I recently found your website and was excited to read all the great info you have on Fredric Church and the other Hudson River Painters. Per your webpage, I would like to ask for some assistance as I am a beginner artist and may have bitten off more than I can chew. I have been commissioned by my parents to paint a replica of Church's Scene on Catskill Creek to save them some cash and add a personal family touch to the painting they will be hanging in their new room. Problem is, I really can't find anything on his technique! I learned to paint watching Bob Ross on Saturday mornings and have since deviated very little. Now I have this huge commission to do and don't really know where to start. What colors did he use, what technique, are their videos or resources to teach the Hudson River Style? Please help me make at least a decent attempt at this work as I will never stop trying and would rather not spend a lifetime and fortune figuring out
what NOT to do.
Thanks for you time and love the site!..........................Thomas Bowdler
This is going to be nothing like Bob Ross, throw your television away. This is not an impossible project for you perhaps the equivalent of building a piece of fine furniture in your basement with hand tools. Ambitious but not extraordinary providing you go at it in a measured, patient and reasonably worksman like manner.
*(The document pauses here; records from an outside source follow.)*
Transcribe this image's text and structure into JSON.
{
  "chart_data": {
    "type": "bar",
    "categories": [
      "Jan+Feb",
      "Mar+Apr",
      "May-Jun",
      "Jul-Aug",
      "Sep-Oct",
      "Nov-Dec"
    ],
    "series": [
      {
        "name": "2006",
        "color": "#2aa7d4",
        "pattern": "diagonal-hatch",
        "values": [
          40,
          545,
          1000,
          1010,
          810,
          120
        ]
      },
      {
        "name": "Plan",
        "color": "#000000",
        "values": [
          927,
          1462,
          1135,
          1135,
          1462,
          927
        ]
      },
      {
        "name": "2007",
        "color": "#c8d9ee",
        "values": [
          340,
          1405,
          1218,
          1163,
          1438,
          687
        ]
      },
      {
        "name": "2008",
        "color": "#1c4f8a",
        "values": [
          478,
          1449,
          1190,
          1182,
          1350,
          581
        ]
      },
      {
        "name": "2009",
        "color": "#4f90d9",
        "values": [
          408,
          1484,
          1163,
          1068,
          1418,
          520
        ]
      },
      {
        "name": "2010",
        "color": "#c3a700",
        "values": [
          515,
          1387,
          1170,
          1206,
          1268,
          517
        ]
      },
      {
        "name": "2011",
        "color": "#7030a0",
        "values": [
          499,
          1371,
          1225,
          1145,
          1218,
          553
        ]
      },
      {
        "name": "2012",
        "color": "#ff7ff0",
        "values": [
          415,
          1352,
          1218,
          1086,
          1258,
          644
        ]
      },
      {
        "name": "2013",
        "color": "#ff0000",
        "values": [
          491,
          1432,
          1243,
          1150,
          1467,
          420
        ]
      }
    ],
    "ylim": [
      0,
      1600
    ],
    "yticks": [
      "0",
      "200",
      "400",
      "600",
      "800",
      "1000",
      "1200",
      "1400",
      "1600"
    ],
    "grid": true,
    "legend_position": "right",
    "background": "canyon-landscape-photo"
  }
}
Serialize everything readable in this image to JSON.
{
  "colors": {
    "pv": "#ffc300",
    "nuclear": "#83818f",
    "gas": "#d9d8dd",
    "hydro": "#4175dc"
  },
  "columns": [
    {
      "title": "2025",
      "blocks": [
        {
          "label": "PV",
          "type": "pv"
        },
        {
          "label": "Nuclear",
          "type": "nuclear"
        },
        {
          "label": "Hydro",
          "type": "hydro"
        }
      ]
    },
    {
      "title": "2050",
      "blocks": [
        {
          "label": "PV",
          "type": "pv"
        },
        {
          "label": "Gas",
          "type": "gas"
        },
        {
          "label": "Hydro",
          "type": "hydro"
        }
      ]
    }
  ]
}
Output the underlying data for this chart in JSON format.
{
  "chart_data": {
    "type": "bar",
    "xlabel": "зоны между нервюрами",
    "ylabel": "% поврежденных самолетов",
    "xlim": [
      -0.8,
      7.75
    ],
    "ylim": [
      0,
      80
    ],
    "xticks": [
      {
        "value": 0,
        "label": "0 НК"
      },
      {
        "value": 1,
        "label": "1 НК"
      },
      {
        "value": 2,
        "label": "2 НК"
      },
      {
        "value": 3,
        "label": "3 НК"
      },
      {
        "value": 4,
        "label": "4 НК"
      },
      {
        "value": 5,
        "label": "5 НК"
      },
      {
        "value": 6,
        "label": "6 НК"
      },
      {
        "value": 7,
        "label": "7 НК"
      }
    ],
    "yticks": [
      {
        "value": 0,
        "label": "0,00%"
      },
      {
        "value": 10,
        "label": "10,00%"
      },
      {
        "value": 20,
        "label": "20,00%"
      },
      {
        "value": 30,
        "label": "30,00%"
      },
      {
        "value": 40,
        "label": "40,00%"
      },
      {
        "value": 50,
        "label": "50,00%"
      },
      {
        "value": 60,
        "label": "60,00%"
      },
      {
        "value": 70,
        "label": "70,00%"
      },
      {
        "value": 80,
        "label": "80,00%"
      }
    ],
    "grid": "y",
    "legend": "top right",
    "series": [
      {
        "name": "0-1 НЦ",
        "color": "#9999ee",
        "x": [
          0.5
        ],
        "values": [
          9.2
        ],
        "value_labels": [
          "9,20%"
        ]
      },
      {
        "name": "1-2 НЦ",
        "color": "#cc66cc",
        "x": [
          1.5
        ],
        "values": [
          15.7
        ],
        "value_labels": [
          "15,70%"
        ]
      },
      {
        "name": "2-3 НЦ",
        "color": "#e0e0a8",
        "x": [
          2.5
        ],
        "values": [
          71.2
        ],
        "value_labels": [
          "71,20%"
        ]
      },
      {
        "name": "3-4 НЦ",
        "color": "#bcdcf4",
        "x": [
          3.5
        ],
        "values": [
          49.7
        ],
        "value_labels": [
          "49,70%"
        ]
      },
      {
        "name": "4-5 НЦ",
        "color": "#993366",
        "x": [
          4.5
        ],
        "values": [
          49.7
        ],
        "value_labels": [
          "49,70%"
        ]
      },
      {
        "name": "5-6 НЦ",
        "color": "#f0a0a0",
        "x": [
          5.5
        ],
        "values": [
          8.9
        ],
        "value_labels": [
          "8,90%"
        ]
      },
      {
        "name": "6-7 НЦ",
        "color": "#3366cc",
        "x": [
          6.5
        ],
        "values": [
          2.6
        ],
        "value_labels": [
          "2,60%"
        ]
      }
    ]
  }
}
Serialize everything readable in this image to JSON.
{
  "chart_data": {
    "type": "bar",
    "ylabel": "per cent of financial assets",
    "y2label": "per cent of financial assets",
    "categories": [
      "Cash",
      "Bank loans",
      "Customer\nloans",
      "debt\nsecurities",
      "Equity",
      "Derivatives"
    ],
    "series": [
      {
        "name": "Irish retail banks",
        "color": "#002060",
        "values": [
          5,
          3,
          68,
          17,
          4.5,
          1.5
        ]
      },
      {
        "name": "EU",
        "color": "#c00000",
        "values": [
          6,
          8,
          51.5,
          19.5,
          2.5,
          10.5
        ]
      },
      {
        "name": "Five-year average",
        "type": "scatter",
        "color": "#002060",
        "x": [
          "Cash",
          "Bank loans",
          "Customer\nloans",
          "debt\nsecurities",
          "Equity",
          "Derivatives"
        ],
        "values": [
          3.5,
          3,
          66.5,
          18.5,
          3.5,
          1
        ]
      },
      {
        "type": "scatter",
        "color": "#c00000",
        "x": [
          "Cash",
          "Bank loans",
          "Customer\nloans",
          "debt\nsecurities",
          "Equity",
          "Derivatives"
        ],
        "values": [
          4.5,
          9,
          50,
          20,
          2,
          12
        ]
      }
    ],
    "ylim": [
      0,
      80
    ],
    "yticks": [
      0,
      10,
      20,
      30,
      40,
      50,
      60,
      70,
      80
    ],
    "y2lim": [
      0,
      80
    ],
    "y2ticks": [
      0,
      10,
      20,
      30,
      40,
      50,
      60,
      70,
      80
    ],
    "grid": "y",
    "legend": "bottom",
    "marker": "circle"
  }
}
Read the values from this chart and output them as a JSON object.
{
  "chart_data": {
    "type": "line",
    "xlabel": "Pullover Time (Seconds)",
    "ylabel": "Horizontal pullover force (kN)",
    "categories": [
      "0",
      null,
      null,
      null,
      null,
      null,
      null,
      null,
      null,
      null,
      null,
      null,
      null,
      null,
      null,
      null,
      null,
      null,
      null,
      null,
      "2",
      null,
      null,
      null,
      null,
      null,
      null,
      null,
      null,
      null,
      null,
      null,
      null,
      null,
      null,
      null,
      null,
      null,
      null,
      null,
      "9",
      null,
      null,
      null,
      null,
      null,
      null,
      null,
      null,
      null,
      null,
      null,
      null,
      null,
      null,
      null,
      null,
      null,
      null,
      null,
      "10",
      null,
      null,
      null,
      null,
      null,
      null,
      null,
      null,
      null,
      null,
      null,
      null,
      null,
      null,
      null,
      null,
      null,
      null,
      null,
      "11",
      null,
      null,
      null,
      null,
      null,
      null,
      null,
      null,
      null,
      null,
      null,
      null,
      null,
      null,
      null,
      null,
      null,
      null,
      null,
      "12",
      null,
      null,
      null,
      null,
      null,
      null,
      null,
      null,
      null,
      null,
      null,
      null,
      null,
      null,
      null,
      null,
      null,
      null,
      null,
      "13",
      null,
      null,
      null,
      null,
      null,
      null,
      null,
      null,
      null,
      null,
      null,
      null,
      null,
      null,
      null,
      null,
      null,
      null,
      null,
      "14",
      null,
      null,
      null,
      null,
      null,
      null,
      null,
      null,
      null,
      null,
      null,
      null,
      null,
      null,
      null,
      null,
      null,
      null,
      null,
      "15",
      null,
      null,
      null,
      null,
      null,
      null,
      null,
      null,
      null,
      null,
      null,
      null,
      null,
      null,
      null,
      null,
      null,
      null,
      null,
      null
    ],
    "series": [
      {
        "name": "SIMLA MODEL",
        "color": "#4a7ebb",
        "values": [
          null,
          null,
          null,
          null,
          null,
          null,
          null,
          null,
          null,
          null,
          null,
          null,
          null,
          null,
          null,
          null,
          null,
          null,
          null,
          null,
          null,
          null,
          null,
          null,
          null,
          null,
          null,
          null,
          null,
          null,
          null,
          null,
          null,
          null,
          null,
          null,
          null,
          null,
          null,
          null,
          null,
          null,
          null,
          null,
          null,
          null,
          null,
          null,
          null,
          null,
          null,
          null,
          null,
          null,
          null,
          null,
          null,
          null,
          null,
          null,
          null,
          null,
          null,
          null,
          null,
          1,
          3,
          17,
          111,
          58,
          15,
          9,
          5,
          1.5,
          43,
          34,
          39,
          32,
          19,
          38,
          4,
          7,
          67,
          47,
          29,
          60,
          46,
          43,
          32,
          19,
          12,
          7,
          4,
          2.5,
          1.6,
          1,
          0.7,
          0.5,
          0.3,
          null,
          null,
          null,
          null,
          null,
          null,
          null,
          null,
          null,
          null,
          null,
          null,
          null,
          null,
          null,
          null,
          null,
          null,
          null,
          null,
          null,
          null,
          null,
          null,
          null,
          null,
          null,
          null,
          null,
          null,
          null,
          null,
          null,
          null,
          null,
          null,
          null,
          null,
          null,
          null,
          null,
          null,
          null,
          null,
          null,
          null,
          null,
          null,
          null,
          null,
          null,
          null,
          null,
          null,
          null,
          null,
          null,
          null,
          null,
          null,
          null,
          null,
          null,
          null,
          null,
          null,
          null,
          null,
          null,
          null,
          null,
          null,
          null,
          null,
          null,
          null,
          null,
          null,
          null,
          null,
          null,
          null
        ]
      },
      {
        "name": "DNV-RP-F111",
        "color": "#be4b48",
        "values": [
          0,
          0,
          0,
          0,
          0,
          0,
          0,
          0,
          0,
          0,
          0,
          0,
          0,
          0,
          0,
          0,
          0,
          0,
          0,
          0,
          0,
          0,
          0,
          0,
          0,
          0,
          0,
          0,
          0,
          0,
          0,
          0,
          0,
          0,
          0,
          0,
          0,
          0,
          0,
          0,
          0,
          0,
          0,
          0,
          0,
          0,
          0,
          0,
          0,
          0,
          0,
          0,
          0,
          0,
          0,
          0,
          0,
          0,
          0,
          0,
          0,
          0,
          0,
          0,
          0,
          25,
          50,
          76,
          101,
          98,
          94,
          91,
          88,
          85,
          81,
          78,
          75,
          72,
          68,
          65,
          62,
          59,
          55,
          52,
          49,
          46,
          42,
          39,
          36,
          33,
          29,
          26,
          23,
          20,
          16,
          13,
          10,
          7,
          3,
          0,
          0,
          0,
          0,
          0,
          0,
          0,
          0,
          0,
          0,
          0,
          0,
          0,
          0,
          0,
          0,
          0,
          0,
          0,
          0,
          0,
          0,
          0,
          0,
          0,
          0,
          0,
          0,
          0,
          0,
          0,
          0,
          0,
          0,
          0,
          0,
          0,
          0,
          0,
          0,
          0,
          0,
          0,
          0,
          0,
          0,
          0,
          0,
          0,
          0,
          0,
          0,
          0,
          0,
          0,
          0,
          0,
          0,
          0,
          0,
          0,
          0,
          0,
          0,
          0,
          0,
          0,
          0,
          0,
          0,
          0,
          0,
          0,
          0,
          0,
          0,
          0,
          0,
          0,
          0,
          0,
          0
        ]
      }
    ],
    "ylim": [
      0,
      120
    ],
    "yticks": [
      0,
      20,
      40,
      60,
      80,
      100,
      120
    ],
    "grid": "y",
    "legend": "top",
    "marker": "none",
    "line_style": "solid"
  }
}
You should reasonably expect to spend a lifetime and a fortune learning to work in Churches technique. I know of no video or single book that could teach you. There is a group of painters meeting in the summer every year under Jacob Collins studying this kind of painting. They are a select and elite group. They all had extensive training and experience before they showed up. I think it better to try to get you through this project which is a copy, rather than your imagining to be able to work in actual Church technique. Here is what I think you should do (bullets please)
- You ABSOLUTELY MUST have a print the same size you are going to work!!! There are many online poster sellers who can provide you with that. If you try to do this from a little picture in a book you will crash and burn. Disregard this and you are doomed to failure.
- Church had some colors that are no longer used and you don't need them. I suggest,
- titanium white
- yellow ocher
- ultramarine blue
- ivory black
- viridian, Not a hue, not Pthalocyanine
- burnt sienna
- burnt umber
- cadmium red light
- alizirin permanent
- Put a sheet of plywood in your easel large enough to hold the print and the painting you intend to make side by side so that you can stand back and see the two together. They need to be on the same level and the same size.
- Grid the print lightly with a pencil into 4 inch squares, grid the canvas the same way. With a pencil draw out the contents of each square onto your canvas. Get this right! Every hour spent on this will save three later.
- Spray varnish or krylon gently. Don't let it get too wet with varnish. Put on a dozen misty coats allowing it to dry between each one. If you hurry this at all you will destroy your pencil drawing. Get a good seal on that.
- Work the entire image up in a monotone using the burnt umber and Liquin. Do this carefully and make the entire image, finished, in this monotone. Use no white. Use transparency to get the lightest passages.
- Color the image with the other colors working transparently when you can and opaquely when you must. It might be good to put a sheet of plastic over the print so you can actually "check" your colors on it to see if they are correct.
- Frequently check your work with a mirror, that will help you spot any errors.
- Resolve to copy the print as exactly as you can in all of its particulars. Don't give up until it is right. This is a fine training project for you and should be within your ability to do, provided you don't rush it or shortcut any steps along the way. Good luck with that.